Common and reputable apps to try include Compound, AAVE, Uniswap, and MakerDAO. Compound offers interest-generating opportunities for your US dollars and crypto assets. AAVE is a liquidity pool protocol where you deposit assets that earn interest from users who take out loans on them.
Uniswap is a decentralized exchange (DEX) where you can buy, sell, swap, or loan your crypto. MakerDAO is a DAO that acts as a lender, granting loans to users at preset interest rates.
My Experience in Crypto & DeFi
Though I’ve spent several years in the crypto scene, learning about DeFi is the next phase in my journey. Last year, I consolidated my crypto position by buying into coins I believed in, staking some, and exploring lender services such as Celsius and BlockFi. Through these crypto lenders, I have some exposure to DeFi 3.0. Currently, I am satisfied with my crypto investments and am not set on aggressively expanding my portfolio.
As I continue my research into DeFi protocols, I may decide to test some out.
I am a buy-and-hold style investor but I see DeFi as more suitable for active investors given the fast pace of change and volatility.
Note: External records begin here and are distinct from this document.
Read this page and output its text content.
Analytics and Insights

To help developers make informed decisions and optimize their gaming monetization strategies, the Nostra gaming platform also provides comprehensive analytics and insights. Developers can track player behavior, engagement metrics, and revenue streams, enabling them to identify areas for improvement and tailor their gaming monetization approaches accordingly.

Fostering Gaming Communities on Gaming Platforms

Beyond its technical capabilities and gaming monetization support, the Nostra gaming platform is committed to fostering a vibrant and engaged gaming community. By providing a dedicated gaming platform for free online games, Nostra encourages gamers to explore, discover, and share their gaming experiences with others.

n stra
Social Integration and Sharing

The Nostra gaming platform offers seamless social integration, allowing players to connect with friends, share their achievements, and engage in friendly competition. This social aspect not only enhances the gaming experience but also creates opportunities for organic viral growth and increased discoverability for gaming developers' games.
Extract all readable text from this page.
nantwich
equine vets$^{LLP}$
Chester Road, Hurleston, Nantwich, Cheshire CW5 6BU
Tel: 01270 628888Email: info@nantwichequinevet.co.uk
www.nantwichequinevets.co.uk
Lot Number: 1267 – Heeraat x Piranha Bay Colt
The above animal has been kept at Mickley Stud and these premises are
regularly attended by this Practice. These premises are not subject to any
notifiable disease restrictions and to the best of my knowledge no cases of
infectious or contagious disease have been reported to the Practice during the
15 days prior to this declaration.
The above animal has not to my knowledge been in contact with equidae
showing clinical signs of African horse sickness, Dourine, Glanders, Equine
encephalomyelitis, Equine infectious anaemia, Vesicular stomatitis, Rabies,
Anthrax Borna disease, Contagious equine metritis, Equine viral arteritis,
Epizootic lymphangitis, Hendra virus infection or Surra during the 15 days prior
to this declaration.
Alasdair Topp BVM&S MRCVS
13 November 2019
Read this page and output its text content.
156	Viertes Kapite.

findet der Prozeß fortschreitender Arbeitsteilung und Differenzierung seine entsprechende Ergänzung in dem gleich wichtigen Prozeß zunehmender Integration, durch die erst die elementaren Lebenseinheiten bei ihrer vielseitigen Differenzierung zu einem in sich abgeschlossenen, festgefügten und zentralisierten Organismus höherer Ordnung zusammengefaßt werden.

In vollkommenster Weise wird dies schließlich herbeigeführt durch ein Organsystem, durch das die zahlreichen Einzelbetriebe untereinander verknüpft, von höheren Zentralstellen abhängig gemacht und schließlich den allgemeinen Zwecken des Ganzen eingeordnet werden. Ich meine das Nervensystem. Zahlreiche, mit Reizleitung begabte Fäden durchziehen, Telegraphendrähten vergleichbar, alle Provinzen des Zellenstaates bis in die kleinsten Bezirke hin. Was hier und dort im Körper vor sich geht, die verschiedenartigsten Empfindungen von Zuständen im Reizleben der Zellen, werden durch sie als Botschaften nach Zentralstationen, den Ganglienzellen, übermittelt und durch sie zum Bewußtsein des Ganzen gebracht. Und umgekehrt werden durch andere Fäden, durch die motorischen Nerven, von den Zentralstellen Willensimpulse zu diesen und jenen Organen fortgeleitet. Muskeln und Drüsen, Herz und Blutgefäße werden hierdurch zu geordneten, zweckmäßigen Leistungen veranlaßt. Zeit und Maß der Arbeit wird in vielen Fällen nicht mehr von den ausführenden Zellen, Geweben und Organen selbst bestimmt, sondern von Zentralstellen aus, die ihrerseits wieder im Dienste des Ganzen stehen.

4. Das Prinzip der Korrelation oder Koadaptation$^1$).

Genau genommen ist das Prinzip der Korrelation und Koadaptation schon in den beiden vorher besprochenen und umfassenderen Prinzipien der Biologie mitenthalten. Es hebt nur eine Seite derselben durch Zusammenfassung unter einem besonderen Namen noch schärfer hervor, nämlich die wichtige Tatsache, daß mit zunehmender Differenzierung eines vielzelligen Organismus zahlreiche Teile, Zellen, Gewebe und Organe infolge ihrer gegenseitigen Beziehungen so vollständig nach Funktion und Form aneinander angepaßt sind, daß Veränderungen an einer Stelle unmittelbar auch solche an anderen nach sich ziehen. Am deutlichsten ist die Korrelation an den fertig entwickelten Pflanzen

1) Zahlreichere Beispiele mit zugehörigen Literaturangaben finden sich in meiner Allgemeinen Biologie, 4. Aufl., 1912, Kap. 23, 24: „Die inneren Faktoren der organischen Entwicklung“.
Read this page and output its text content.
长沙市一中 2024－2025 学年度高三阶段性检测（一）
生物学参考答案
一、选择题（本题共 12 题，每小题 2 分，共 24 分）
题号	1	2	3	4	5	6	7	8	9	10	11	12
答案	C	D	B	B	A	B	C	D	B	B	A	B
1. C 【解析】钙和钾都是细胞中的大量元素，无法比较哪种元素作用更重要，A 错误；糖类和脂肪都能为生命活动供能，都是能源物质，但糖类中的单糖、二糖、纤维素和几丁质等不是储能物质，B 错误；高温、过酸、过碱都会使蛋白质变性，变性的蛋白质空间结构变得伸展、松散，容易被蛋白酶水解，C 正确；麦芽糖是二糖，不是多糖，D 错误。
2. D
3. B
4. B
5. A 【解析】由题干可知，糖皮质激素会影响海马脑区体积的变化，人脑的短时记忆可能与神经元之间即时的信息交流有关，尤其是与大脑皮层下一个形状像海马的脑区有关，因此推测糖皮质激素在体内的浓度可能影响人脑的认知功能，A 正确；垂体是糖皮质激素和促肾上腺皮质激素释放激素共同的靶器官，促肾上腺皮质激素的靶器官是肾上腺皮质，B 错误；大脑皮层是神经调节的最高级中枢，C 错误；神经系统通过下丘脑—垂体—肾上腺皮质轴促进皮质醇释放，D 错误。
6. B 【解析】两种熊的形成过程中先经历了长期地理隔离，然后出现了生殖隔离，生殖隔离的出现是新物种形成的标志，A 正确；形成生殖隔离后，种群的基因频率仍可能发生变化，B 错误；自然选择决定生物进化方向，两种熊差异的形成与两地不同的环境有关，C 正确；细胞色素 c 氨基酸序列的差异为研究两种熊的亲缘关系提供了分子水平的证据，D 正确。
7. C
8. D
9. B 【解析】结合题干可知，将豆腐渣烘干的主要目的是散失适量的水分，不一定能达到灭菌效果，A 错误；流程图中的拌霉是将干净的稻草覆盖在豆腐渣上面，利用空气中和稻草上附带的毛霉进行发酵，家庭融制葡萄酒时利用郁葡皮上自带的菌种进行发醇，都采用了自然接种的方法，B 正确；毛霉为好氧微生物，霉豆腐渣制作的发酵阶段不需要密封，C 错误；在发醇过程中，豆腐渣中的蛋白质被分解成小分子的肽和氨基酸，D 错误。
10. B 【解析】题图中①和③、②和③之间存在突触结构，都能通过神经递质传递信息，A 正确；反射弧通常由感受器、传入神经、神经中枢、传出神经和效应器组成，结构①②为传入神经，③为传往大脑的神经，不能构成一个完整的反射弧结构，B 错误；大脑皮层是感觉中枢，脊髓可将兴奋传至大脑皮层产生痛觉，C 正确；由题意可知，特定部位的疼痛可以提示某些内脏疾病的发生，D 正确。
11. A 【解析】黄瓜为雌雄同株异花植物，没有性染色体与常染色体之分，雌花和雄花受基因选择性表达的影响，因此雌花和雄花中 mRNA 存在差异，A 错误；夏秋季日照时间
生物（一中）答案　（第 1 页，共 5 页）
I’ve set up a few personal wallets for my jump into DeFi.
Currently, the high volatility across markets makes me wary of taking on more risk for an unexpected return.
The Bottom Line
The experiment posed by crypto and the DeFi sector could be the next big step in the digital revolution. Participating in DeFi 3.0 is the bleeding edge of crypto, making it much riskier than simply holding a token. The lack of guardrails, use case complexity, security issues, and regulatory uncertainty pose significant barriers to its future success.
However, its advantages and recent developments make it increasingly attractive. According to Blockworks.co, the total value of assets locked (TVL) in the DeFi ecosystem was $601 million in 2020 and now stands at $239 billion — 40,000%+ growth.
If you choose to participate in the ecosystem, do your research, consider your risk tolerance, join helpful communities, and play around with small amounts you can afford to lose. Like anything crypto, investing in DeFi 3.0 is placing a bet on the future of emerging technology.